Geschockt sah ich sie an. „Du lügst!“ Ich sagte dies leise, flehend, spürte wie mir das Wasser in die Augen stieg und wollte es nicht wahr haben. „Du lügst!“, schrie ich ihr dieses Mal lauter ins Gesicht. Sie erwiderte nichts und schaute mich ihrerseits mit tränengefüllten Augen an. „Sag mir, dass du lügst!“ Sie antwortete nicht. Sie brauchte auch nicht zu antworten, denn nun nachdem ich eins und eins zusammen gezählt hatte, war es klar. Von Anfang an, wusste sie so viel über mich, hatte sich mit solcher Hingabe um mich gekümmert, gab Acht auf mich. Doch trotzdem hatte sie mich belogen, ich war verletzt. Verletzt von der einzigen Person, von der ich dachte, dass sie keine Geheimnisse vor mir hätte.

Wie konnte ich nur so dumm sein?

Sie hatte keine andere Familie. ICH, war ihre Familie, doch wie konnte ich dieser Frau wieder vertrauen, wenn unser ganzes Verhältnis auf einer Lüge basierte? Sie war nie nur eine Nanny, sie war meine Großmutter! Ich war irgendwie erleichtert, aber auch verwirrt, doch das Gefühl, welches in diesem Moment überwog war Wut!

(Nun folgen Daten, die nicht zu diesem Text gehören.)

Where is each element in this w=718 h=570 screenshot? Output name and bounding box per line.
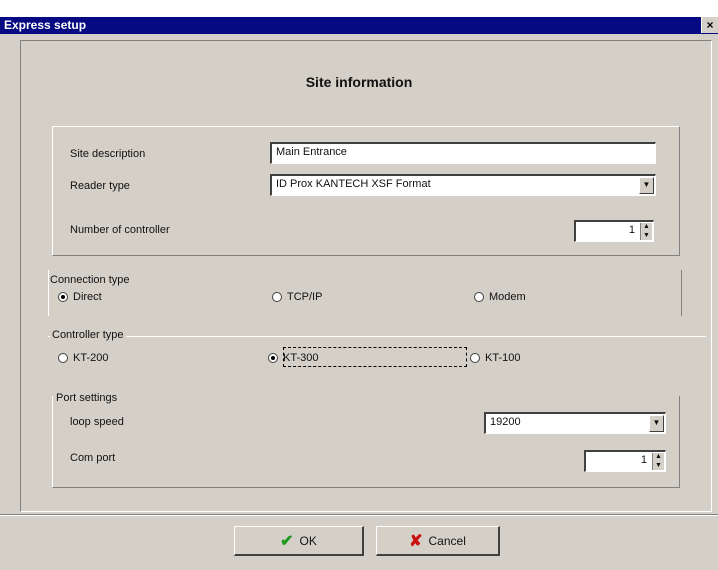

„I-ich, wollte es dir sagen, aber…“, wimmerte sie. Es tat mir weh, sie so zu sehen, doch konnte ich mich nicht beherrschen. „Was? Was, Rose?“, unterbrach ich meine Großmutter. „Wolltest du mir sagen, dass alles was zwischen uns ist, auf einer Lüge aufgebaut ist? Dass es dir Leid tut?“ Die Tränen rannen mir unkontrolliert die Wangen herunter. „Weißt du, wie verletzend es ist, zu glauben man sei der letzte Teil dieser Familie? Weißt du wie schwer, es für mich war, jemanden an mich heran zu lassen?“ –„Jane, ich habe das nur getan, weil ich dich schützen wollte!“, erhob sie nun ihrerseits die Stimme. „Vor was? Vor was, willst du mich schützen?“, schluchzte ich. „Das kann ich dir nicht sagen.“, ihre Stimme klang traurig. „Reicht es nicht, dass du mir die ganze Zeit verschweigen hast, dass du meine Großmutter bist? Was ist dir wichtiger, unsere Beziehung oder mir zu sagen, wovor ich Angst haben muss?“, rief ich. Sie flüsterte nur ein „Es geht nicht.“ Ich stand auf und räusperte mich, setzte ein neutrales Gesicht auf und drehte ihr den Rücken zu. „Ich weiß nicht, wann ich wieder da sein werde.“, sagte ich ebenso neutral und schritt Richtung Tür. Ich konnte ihr leises schluchzen hinter mir hören, doch es war mir egal. Meine Gefühle waren stumm, mein inneres leer. Als die Tür hinter mir ins Schloss fiel, dachte ich nur…

…Gefühle, wer braucht die schon….

Ich lief durch die Straßen New Yorks, ich hatte vergessen eine Jacke anzuziehen und trug noch immer meine Hausschlappen. Es war mir egal, wie die Leute mich anstarrten. Es war mir egal, dass ich nur eine Leggins und einen Pullover trug. Es war mir egal, dass Rose Zuhause weinte. Alles war mir egal. Ich wollte nur weg, fort von hier, weit weg, wo mich niemand kannte und niemand Fragen stellte. Allein sein, darin war ich doch Profi.

Es wurde langsam dunkel, längst hatte ich keinen Überblick mehr, von der Zeit, noch von sonst was. Alles schien mir aus der Fingern zu gleiten, doch trotzdem war ich hier. Saß auf der Bank im Schulgarten und sah zu wie die Sonne unter ging. Dieser Ort strahlte eine solche Ruhe aus, er war wie eine Oase der Zuflucht für mich. Die Kälte, welche mich immer mehr umfing, machte mir nichts aus.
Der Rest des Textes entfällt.